Our study has a few strengths: first, we are the first group of investigators reporting frailty transitions in PD patients. Second, the follow-up period of this study was more than 4 years. This prolonged window of observation enabled a more thorough understanding on the natural history of the disease progression. Third, we identified predictive factors of frailty transitions, which may have important prognostic implications. Target-based therapy may be undertaken to slow down or improve frailty though that needs to be confirmed with a randomized controlled trial in the future. Our study also has certain limitations. First, our study involved assessment of frailty state at 2 time points, in which we assumed a constant relationship between frailty and time. In reality, physical frailty is a dynamic process in which the degree of change may fluctuate with time. Second, we recruited prevalent, rather than incident, PD patients at the clinic. Theoretically, frailty progression may be affected by the duration of time on dialysis, though our result did not reflect such difference (Table 1). Recruitment of cases at the clinic may cause potential selection bias as we could not recruit cases who were hospitalized or too frail to attend the clinic. Third, we performed follow-up assessment at late 2019 when our subjects attended clinic, which makes the follow-up duration slightly different between subjects. We were also only able to perform follow-up assessment on individuals who remained alive during the follow-up, and this would introduce survival bias. Finally, we defined improving and worsening frailty by a change in frailty severity measured by the questionnaire. There is a chance of underestimating the number of patients who had a change in frailty score, especially in those who had a small change in frailty score. They may still be classified as same frailty or remained robust, unless their final score fell into a different frail severity. However, putting these cases into the group of improving/worsening frailty may reduce the power of our analysis as their change in frailty severity is subclinical and did not significantly impact patients’ quality of life.

Our findings suggest that progression of frailty is common in PD patients. Worsening in nutrition and depression, together with frequent hospital admission, predicted deterioration in frailty state. Whether target-based interventions in those predictive factors would be beneficial requires further studies.

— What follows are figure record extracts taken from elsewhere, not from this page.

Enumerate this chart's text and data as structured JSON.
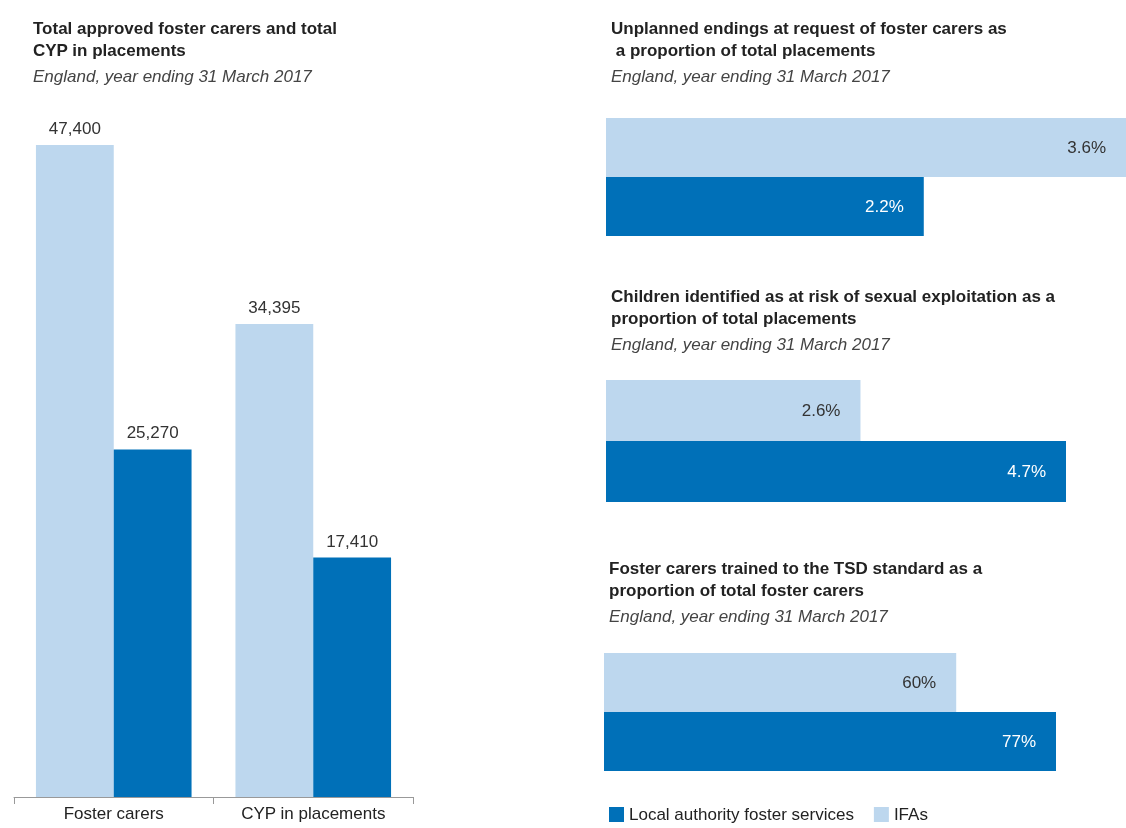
{
  "chart_data": [
    {
      "type": "bar",
      "title": "Total approved foster carers and total CYP in placements",
      "subtitle": "England, year ending 31 March 2017",
      "categories": [
        "Foster carers",
        "CYP in placements"
      ],
      "series": [
        {
          "color": "#bdd7ee",
          "values": [
            47400,
            34395
          ],
          "value_labels": [
            "47,400",
            "34,395"
          ]
        },
        {
          "color": "#0070b8",
          "values": [
            25270,
            17410
          ],
          "value_labels": [
            "25,270",
            "17,410"
          ]
        }
      ],
      "tick_labels": "x",
      "legend": false
    },
    {
      "type": "bar",
      "orientation": "horizontal",
      "title": "Unplanned endings at request of foster carers as a proportion of total placements",
      "subtitle": "England, year ending 31 March 2017",
      "categories": [
        null
      ],
      "series": [
        {
          "color": "#bdd7ee",
          "values": [
            3.6
          ],
          "value_labels": [
            "3.6%"
          ]
        },
        {
          "color": "#0070b8",
          "values": [
            2.2
          ],
          "value_labels": [
            "2.2%"
          ]
        }
      ],
      "tick_labels": false,
      "legend": false
    },
    {
      "type": "bar",
      "orientation": "horizontal",
      "title": "Children identified as at risk of sexual exploitation as a proportion of total placements",
      "subtitle": "England, year ending 31 March 2017",
      "categories": [
        null
      ],
      "series": [
        {
          "color": "#bdd7ee",
          "values": [
            2.6
          ],
          "value_labels": [
            "2.6%"
          ]
        },
        {
          "color": "#0070b8",
          "values": [
            4.7
          ],
          "value_labels": [
            "4.7%"
          ]
        }
      ],
      "tick_labels": false,
      "legend": false
    },
    {
      "type": "bar",
      "orientation": "horizontal",
      "title": "Foster carers trained to the TSD standard as a proportion of total foster carers",
      "subtitle": "England, year ending 31 March 2017",
      "categories": [
        null
      ],
      "series": [
        {
          "name": "IFAs",
          "color": "#bdd7ee",
          "values": [
            60
          ],
          "value_labels": [
            "60%"
          ]
        },
        {
          "name": "Local authority foster services",
          "color": "#0070b8",
          "values": [
            77
          ],
          "value_labels": [
            "77%"
          ]
        }
      ],
      "tick_labels": false,
      "legend": "bottom"
    }
  ]
}
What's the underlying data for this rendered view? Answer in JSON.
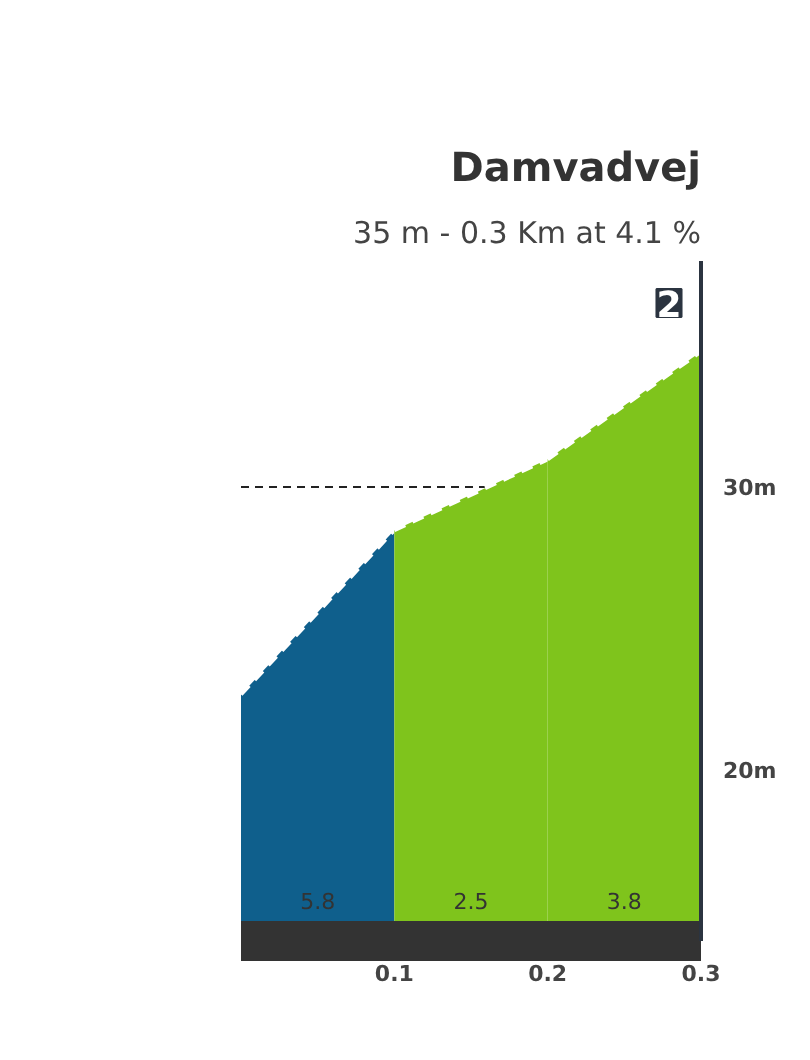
{
  "chart_data": {
    "type": "area",
    "title": "Damvadvej",
    "subtitle": "35 m - 0.3 Km at 4.1 %",
    "series": [
      {
        "x": [
          0,
          0.1
        ],
        "values": [
          22.7,
          28.5
        ],
        "color": "#0f5f8c"
      },
      {
        "x": [
          0.1,
          0.2
        ],
        "values": [
          28.5,
          31.0
        ],
        "color": "#7fc41c"
      },
      {
        "x": [
          0.2,
          0.3
        ],
        "values": [
          31.0,
          34.8
        ],
        "color": "#7fc41c"
      }
    ],
    "annotations": [
      "2",
      "5.8",
      "2.5",
      "3.8"
    ],
    "xlim": [
      0,
      0.3
    ],
    "ylim": [
      14,
      38
    ],
    "xticks": [
      0.1,
      0.2,
      0.3
    ],
    "yticks": [
      {
        "value": 20,
        "label": "20m"
      },
      {
        "value": 30,
        "label": "30m"
      }
    ],
    "grid": "y",
    "line_style": "dashed"
  }
}
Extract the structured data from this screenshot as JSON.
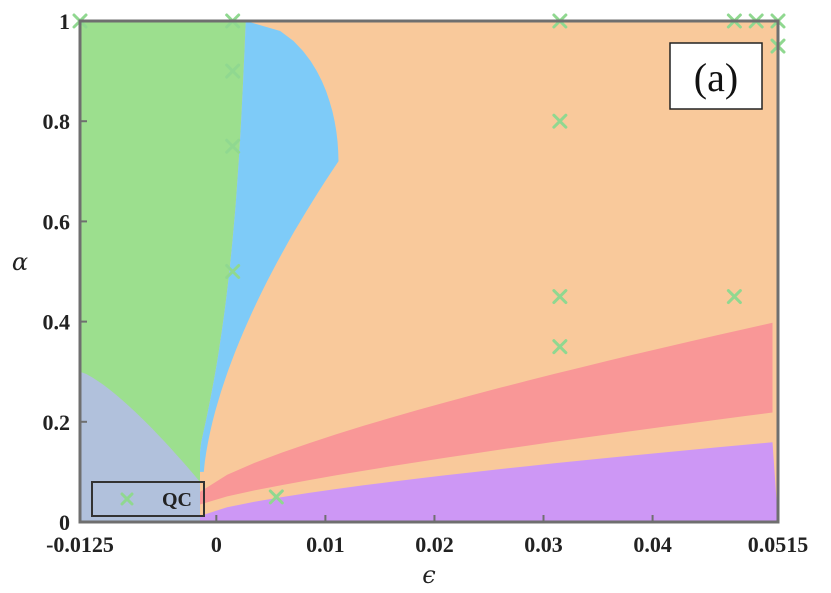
{
  "chart_data": {
    "type": "scatter",
    "title": "",
    "panel_label": "(a)",
    "xlabel": "ϵ",
    "ylabel": "α",
    "xlim": [
      -0.0125,
      0.0515
    ],
    "ylim": [
      0,
      1
    ],
    "x_ticks": [
      -0.0125,
      0,
      0.01,
      0.02,
      0.03,
      0.04,
      0.0515
    ],
    "x_tick_labels": [
      "-0.0125",
      "0",
      "0.01",
      "0.02",
      "0.03",
      "0.04",
      "0.0515"
    ],
    "y_ticks": [
      0,
      0.2,
      0.4,
      0.6,
      0.8,
      1
    ],
    "y_tick_labels": [
      "0",
      "0.2",
      "0.4",
      "0.6",
      "0.8",
      "1"
    ],
    "grid": false,
    "legend_placement": "bottom-left",
    "legend": [
      {
        "name": "QC",
        "marker": "x",
        "color": "#90d890"
      }
    ],
    "regions": [
      {
        "color": "#f9c99b"
      },
      {
        "color": "#9cdf8e"
      },
      {
        "color": "#7ecbf8"
      },
      {
        "color": "#b1c1dc"
      },
      {
        "color": "#f99797"
      },
      {
        "color": "#cd97f5"
      }
    ],
    "series": [
      {
        "name": "QC",
        "marker": "x",
        "color": "#90d890",
        "points": [
          {
            "x": -0.0125,
            "y": 1.0
          },
          {
            "x": 0.0015,
            "y": 1.0
          },
          {
            "x": 0.0315,
            "y": 1.0
          },
          {
            "x": 0.0475,
            "y": 1.0
          },
          {
            "x": 0.0495,
            "y": 1.0
          },
          {
            "x": 0.0515,
            "y": 1.0
          },
          {
            "x": 0.0515,
            "y": 0.95
          },
          {
            "x": 0.0015,
            "y": 0.9
          },
          {
            "x": 0.0315,
            "y": 0.8
          },
          {
            "x": 0.0015,
            "y": 0.75
          },
          {
            "x": 0.0015,
            "y": 0.5
          },
          {
            "x": 0.0315,
            "y": 0.45
          },
          {
            "x": 0.0475,
            "y": 0.45
          },
          {
            "x": 0.0315,
            "y": 0.35
          },
          {
            "x": 0.0055,
            "y": 0.05
          }
        ]
      }
    ]
  }
}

This work was supported by the Chinese University of Hong Kong (CUHK) research accounts (6905134 and 7105912).

This study was approved by the Joint Chinese University of Hong Kong – New Territories East Cluster Clinical Research Ethics Committee (CREC Ref. No. 2018.587). All study procedures were in compliance with the World Medical Association Declaration of Helsinki. Written informed consent was obtained from all study subjects.

The authors declare no conflict of interest. The results of this article have not been published previously in whole or in part, except in abstract format.

There was no commercial sponsorship for this study. The funder had no role in study design, data collection and analysis, decision to publish, or preparation of the manuscript.

Gordon Chun-Kau Chan: conceptualization, methodology, data curation, formal analysis, writing – original draft, and project administration. Jack Kit-Chung Ng: investigation. Kai-Ming Chow: investigation. Vickie Wai-Ki Kwong: investigation. Wing-Fai Pang: investigation. Phyllis Mei-Shan Cheng: investigation. Man-Ching Law: investigation. Chi-Bon Leung: investigation. Philip Kam-Tao Li: supervision. Cheuk-Chun Szeto: conceptualization, methodology, data curation, writing – review and editing, and supervision.